Over the last sixty years numerous studies have demonstrated that the foreskin is composed of specialised tissue which has a purpose [4] [6] and that the removal of the foreskin has an adverse effect on the sexual health of the individual from whom it is removed, yet still the practice of circumcising healthy boys continues.
It seems that society has a great resistance to the new idea that the circumcision of a healthy boy is a harmful act.

Recorded delivery

On the 6th of August 2011 Men do complain and NORM-UK chairman Dr John Warren delivered an open letter to the British Medical Association. The letter detailed the unethical nature of the medical establishment’s position regarding the circumcision of male minors.

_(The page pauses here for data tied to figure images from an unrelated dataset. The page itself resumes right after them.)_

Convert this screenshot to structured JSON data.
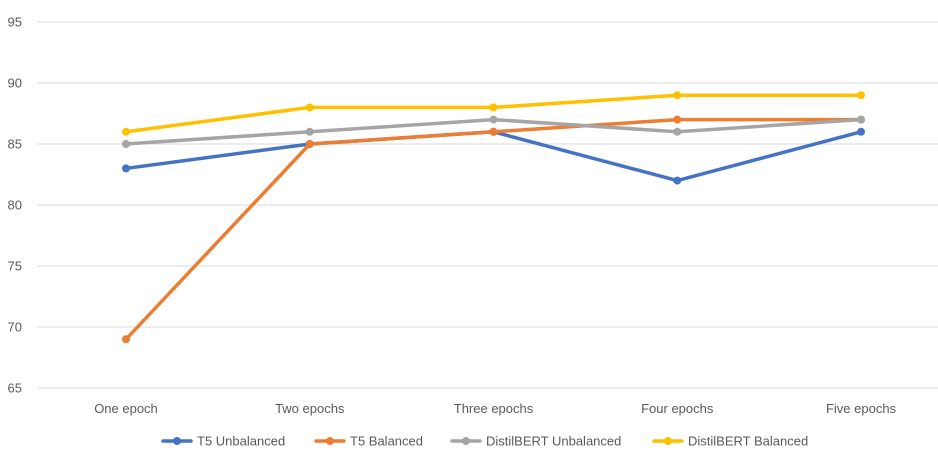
{
  "chart_data": {
    "type": "line",
    "categories": [
      "One epoch",
      "Two epochs",
      "Three epochs",
      "Four epochs",
      "Five epochs"
    ],
    "series": [
      {
        "name": "T5 Unbalanced",
        "color": "#4472C4",
        "values": [
          83,
          85,
          86,
          82,
          86
        ]
      },
      {
        "name": "T5 Balanced",
        "color": "#ED7D31",
        "values": [
          69,
          85,
          86,
          87,
          87
        ]
      },
      {
        "name": "DistilBERT Unbalanced",
        "color": "#A5A5A5",
        "values": [
          85,
          86,
          87,
          86,
          87
        ]
      },
      {
        "name": "DistilBERT Balanced",
        "color": "#FFC000",
        "values": [
          86,
          88,
          88,
          89,
          89
        ]
      }
    ],
    "ylim": [
      65,
      95
    ],
    "yticks": [
      65,
      70,
      75,
      80,
      85,
      90,
      95
    ],
    "grid": true,
    "legend_position": "bottom"
  }
}
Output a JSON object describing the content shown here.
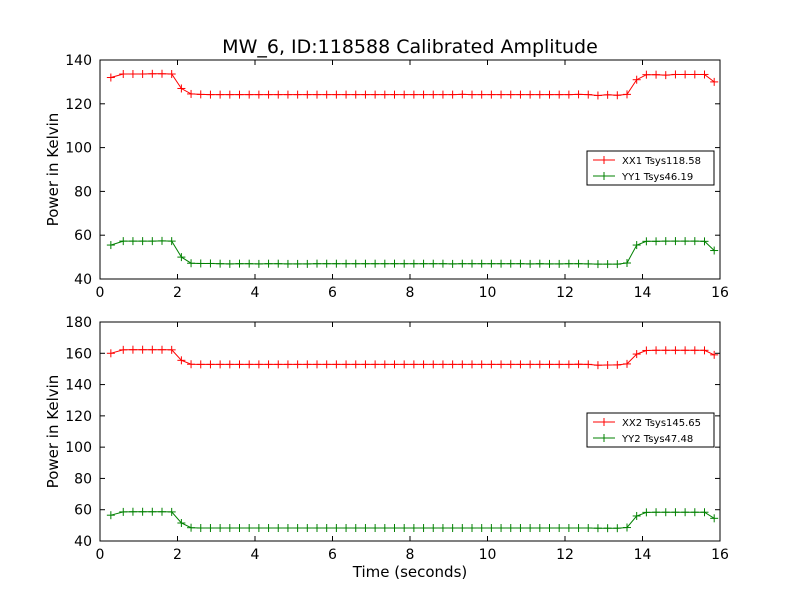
{
  "title": "MW_6, ID:118588 Calibrated Amplitude",
  "colors": {
    "red": "#ff0000",
    "green": "#008000"
  },
  "chart_data": [
    {
      "type": "line",
      "xlabel": "",
      "ylabel": "Power in Kelvin",
      "xlim": [
        0,
        16
      ],
      "ylim": [
        40,
        140
      ],
      "xticks": [
        "0",
        "2",
        "4",
        "6",
        "8",
        "10",
        "12",
        "14",
        "16"
      ],
      "yticks": [
        "40",
        "60",
        "80",
        "100",
        "120",
        "140"
      ],
      "legend_position": "center-right",
      "grid": false,
      "x": [
        0.28,
        0.6,
        0.85,
        1.1,
        1.35,
        1.6,
        1.85,
        2.1,
        2.35,
        2.6,
        2.85,
        3.1,
        3.35,
        3.6,
        3.85,
        4.1,
        4.35,
        4.6,
        4.85,
        5.1,
        5.35,
        5.6,
        5.85,
        6.1,
        6.35,
        6.6,
        6.85,
        7.1,
        7.35,
        7.6,
        7.85,
        8.1,
        8.35,
        8.6,
        8.85,
        9.1,
        9.35,
        9.6,
        9.85,
        10.1,
        10.35,
        10.6,
        10.85,
        11.1,
        11.35,
        11.6,
        11.85,
        12.1,
        12.35,
        12.6,
        12.85,
        13.1,
        13.35,
        13.6,
        13.85,
        14.1,
        14.35,
        14.6,
        14.85,
        15.1,
        15.35,
        15.6,
        15.85
      ],
      "series": [
        {
          "name": "XX1 Tsys118.58",
          "color": "#ff0000",
          "values": [
            132,
            133.6,
            133.6,
            133.6,
            133.7,
            133.7,
            133.6,
            127,
            124.5,
            124.3,
            124.2,
            124.2,
            124.2,
            124.2,
            124.2,
            124.2,
            124.2,
            124.2,
            124.2,
            124.2,
            124.2,
            124.2,
            124.2,
            124.2,
            124.2,
            124.2,
            124.2,
            124.2,
            124.2,
            124.2,
            124.2,
            124.2,
            124.2,
            124.2,
            124.2,
            124.2,
            124.3,
            124.2,
            124.2,
            124.2,
            124.2,
            124.2,
            124.2,
            124.2,
            124.2,
            124.2,
            124.2,
            124.2,
            124.3,
            124.2,
            123.8,
            124.1,
            123.9,
            124.3,
            131,
            133.3,
            133.3,
            133.1,
            133.4,
            133.4,
            133.4,
            133.4,
            130
          ]
        },
        {
          "name": "YY1 Tsys46.19",
          "color": "#008000",
          "values": [
            55.5,
            57.3,
            57.3,
            57.3,
            57.3,
            57.4,
            57.3,
            50,
            47.2,
            47.1,
            47.1,
            47,
            46.9,
            47,
            47,
            46.9,
            47,
            47,
            46.9,
            46.9,
            46.9,
            47,
            47,
            47,
            47,
            47,
            47,
            47,
            47,
            47,
            47,
            47,
            47,
            47,
            47,
            46.9,
            47,
            47,
            47,
            47,
            47,
            47,
            47,
            46.9,
            47,
            46.9,
            46.9,
            47,
            47,
            46.9,
            46.8,
            46.8,
            46.8,
            47.3,
            55.5,
            57.2,
            57.2,
            57.3,
            57.3,
            57.3,
            57.3,
            57.2,
            53
          ]
        }
      ]
    },
    {
      "type": "line",
      "xlabel": "Time (seconds)",
      "ylabel": "Power in Kelvin",
      "xlim": [
        0,
        16
      ],
      "ylim": [
        40,
        180
      ],
      "xticks": [
        "0",
        "2",
        "4",
        "6",
        "8",
        "10",
        "12",
        "14",
        "16"
      ],
      "yticks": [
        "40",
        "60",
        "80",
        "100",
        "120",
        "140",
        "160",
        "180"
      ],
      "legend_position": "center-right",
      "grid": false,
      "x": [
        0.28,
        0.6,
        0.85,
        1.1,
        1.35,
        1.6,
        1.85,
        2.1,
        2.35,
        2.6,
        2.85,
        3.1,
        3.35,
        3.6,
        3.85,
        4.1,
        4.35,
        4.6,
        4.85,
        5.1,
        5.35,
        5.6,
        5.85,
        6.1,
        6.35,
        6.6,
        6.85,
        7.1,
        7.35,
        7.6,
        7.85,
        8.1,
        8.35,
        8.6,
        8.85,
        9.1,
        9.35,
        9.6,
        9.85,
        10.1,
        10.35,
        10.6,
        10.85,
        11.1,
        11.35,
        11.6,
        11.85,
        12.1,
        12.35,
        12.6,
        12.85,
        13.1,
        13.35,
        13.6,
        13.85,
        14.1,
        14.35,
        14.6,
        14.85,
        15.1,
        15.35,
        15.6,
        15.85
      ],
      "series": [
        {
          "name": "XX2 Tsys145.65",
          "color": "#ff0000",
          "values": [
            160,
            162.2,
            162.3,
            162.3,
            162.3,
            162.3,
            162.2,
            155.5,
            153,
            152.9,
            152.9,
            152.9,
            152.9,
            152.9,
            152.9,
            152.9,
            152.9,
            152.9,
            152.9,
            152.9,
            152.9,
            152.9,
            152.9,
            152.9,
            152.9,
            152.9,
            152.9,
            152.9,
            152.9,
            152.9,
            152.9,
            152.9,
            152.9,
            152.9,
            152.9,
            152.9,
            152.9,
            152.9,
            152.9,
            152.9,
            152.9,
            152.9,
            152.9,
            152.9,
            152.9,
            152.9,
            152.9,
            152.9,
            153,
            152.9,
            152.4,
            152.5,
            152.6,
            153.2,
            159.5,
            161.8,
            161.9,
            161.9,
            161.9,
            161.9,
            161.9,
            161.9,
            159
          ]
        },
        {
          "name": "YY2 Tsys47.48",
          "color": "#008000",
          "values": [
            56.5,
            58.6,
            58.7,
            58.7,
            58.7,
            58.7,
            58.6,
            51.5,
            48.5,
            48.3,
            48.3,
            48.3,
            48.3,
            48.3,
            48.3,
            48.3,
            48.3,
            48.3,
            48.3,
            48.3,
            48.3,
            48.3,
            48.3,
            48.3,
            48.3,
            48.3,
            48.3,
            48.3,
            48.3,
            48.3,
            48.3,
            48.3,
            48.3,
            48.3,
            48.3,
            48.3,
            48.3,
            48.3,
            48.3,
            48.3,
            48.3,
            48.3,
            48.3,
            48.3,
            48.3,
            48.3,
            48.3,
            48.3,
            48.3,
            48.3,
            48.2,
            48.2,
            48.2,
            48.6,
            56,
            58.3,
            58.4,
            58.4,
            58.4,
            58.4,
            58.4,
            58.4,
            54.5
          ]
        }
      ]
    }
  ]
}
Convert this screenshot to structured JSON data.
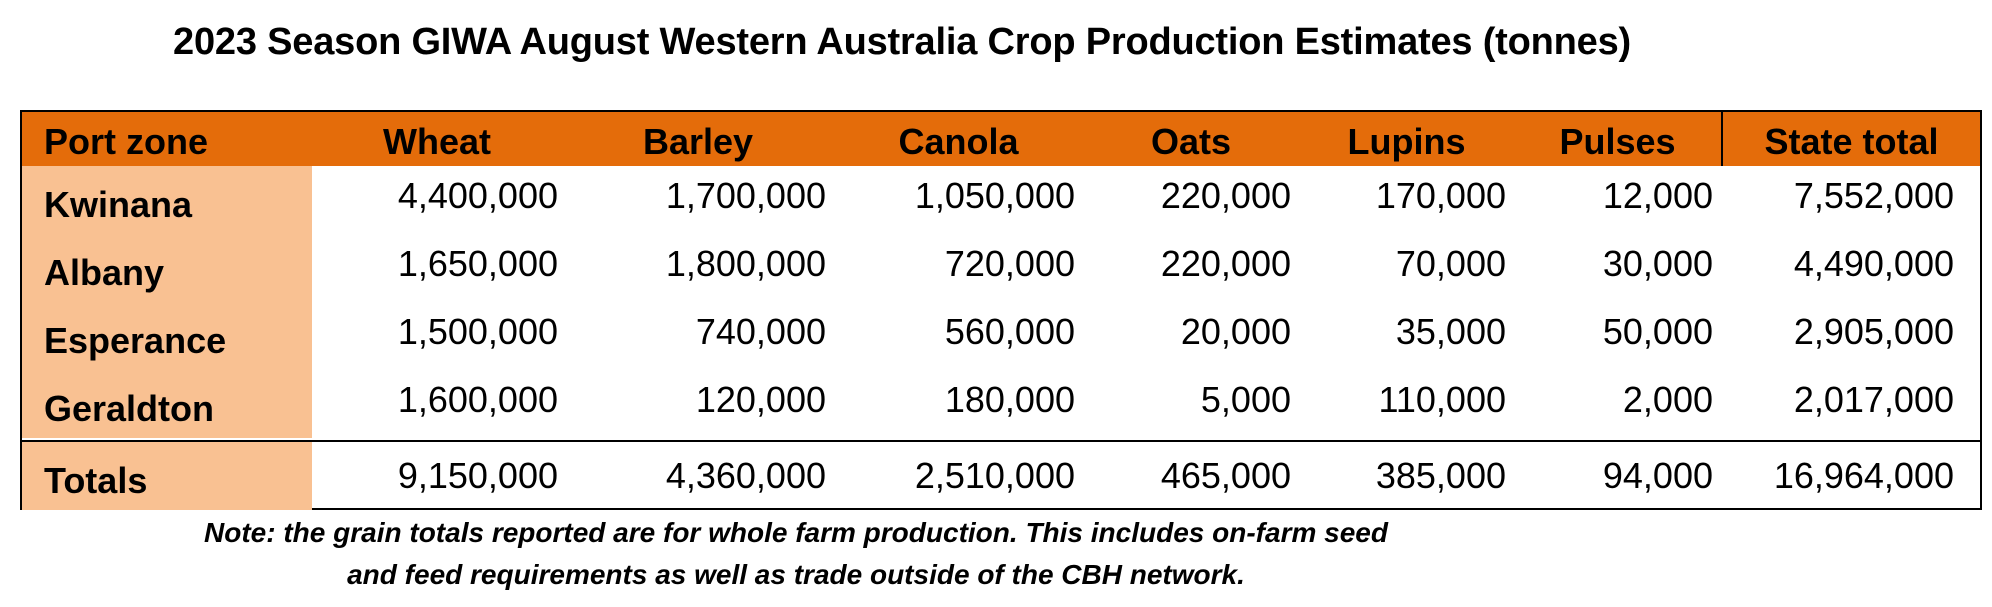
{
  "title": "2023 Season GIWA August Western Australia Crop Production Estimates (tonnes)",
  "colors": {
    "header_bg": "#e46c0a",
    "zone_column_bg": "#f9c192"
  },
  "table": {
    "headers": {
      "zone": "Port zone",
      "wheat": "Wheat",
      "barley": "Barley",
      "canola": "Canola",
      "oats": "Oats",
      "lupins": "Lupins",
      "pulses": "Pulses",
      "total": "State total"
    },
    "rows": [
      {
        "zone": "Kwinana",
        "wheat": "4,400,000",
        "barley": "1,700,000",
        "canola": "1,050,000",
        "oats": "220,000",
        "lupins": "170,000",
        "pulses": "12,000",
        "total": "7,552,000"
      },
      {
        "zone": "Albany",
        "wheat": "1,650,000",
        "barley": "1,800,000",
        "canola": "720,000",
        "oats": "220,000",
        "lupins": "70,000",
        "pulses": "30,000",
        "total": "4,490,000"
      },
      {
        "zone": "Esperance",
        "wheat": "1,500,000",
        "barley": "740,000",
        "canola": "560,000",
        "oats": "20,000",
        "lupins": "35,000",
        "pulses": "50,000",
        "total": "2,905,000"
      },
      {
        "zone": "Geraldton",
        "wheat": "1,600,000",
        "barley": "120,000",
        "canola": "180,000",
        "oats": "5,000",
        "lupins": "110,000",
        "pulses": "2,000",
        "total": "2,017,000"
      }
    ],
    "totals": {
      "zone": "Totals",
      "wheat": "9,150,000",
      "barley": "4,360,000",
      "canola": "2,510,000",
      "oats": "465,000",
      "lupins": "385,000",
      "pulses": "94,000",
      "total": "16,964,000"
    }
  },
  "note": {
    "line1": "Note: the grain totals reported are for whole farm production. This includes on-farm seed",
    "line2": "and feed requirements as well as trade outside of the CBH network."
  }
}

The action then moved along the Euston Road to the headquarters of the General Medical Council where a copy of the letter was handed in. Over two hundred “Happy anniversary” flyers were handed out and the members of the public we met were receptive and supportive.

Happy anniversary

The Offences Against the Person Act 1861 is one hundred and fifty years old today, 6th of August 2011. The Act is very much alive and well, although much of the Act has been repealed it is still one of the cornerstones of our criminal laws that protect us from assault, wounding and harm.
The basis of all medical treatment is that there should be a disease or injury that needs treatment and that the patient should personally consent to such treatment.
There are of course exceptions (see the post Consent and circumcision) but informed personal consent becomes crucial when the treatment being sought is non-therapeutic. If a doctor treats a patient who has no disease or injury and cannot personally consent to such treatment then the doctor has no defence of reasonable surgery and is probably committing a crime under the Offences Against the Person Act 1861.
It would appear to folow that the non-therapeutic circumcision of boys who are healthy and, being minors, cannot personally consent to a non-therapeutic procedure, is a crime. It is quite surprising that no prosecutions have been brought to date.

Cardiff demo

Men do complain is proud to have stood shoulder to shoulder with members of NORM-UK and others outside the British Medical Association’s annual representatives meeting in Cardiff.
The ethical, medical and legal issues surrounding  the circumcision of male children not competent to consent are issues that will not go away. The number of enlightened doctors is growing and the numbers of doctors from the dark ages is falling.
See the BBC news web site for a report on the protest in Cardiff. In the report Dr Antony Lempert details the ethical anomalies and dangers of cutting the genitalia of non-consenting children.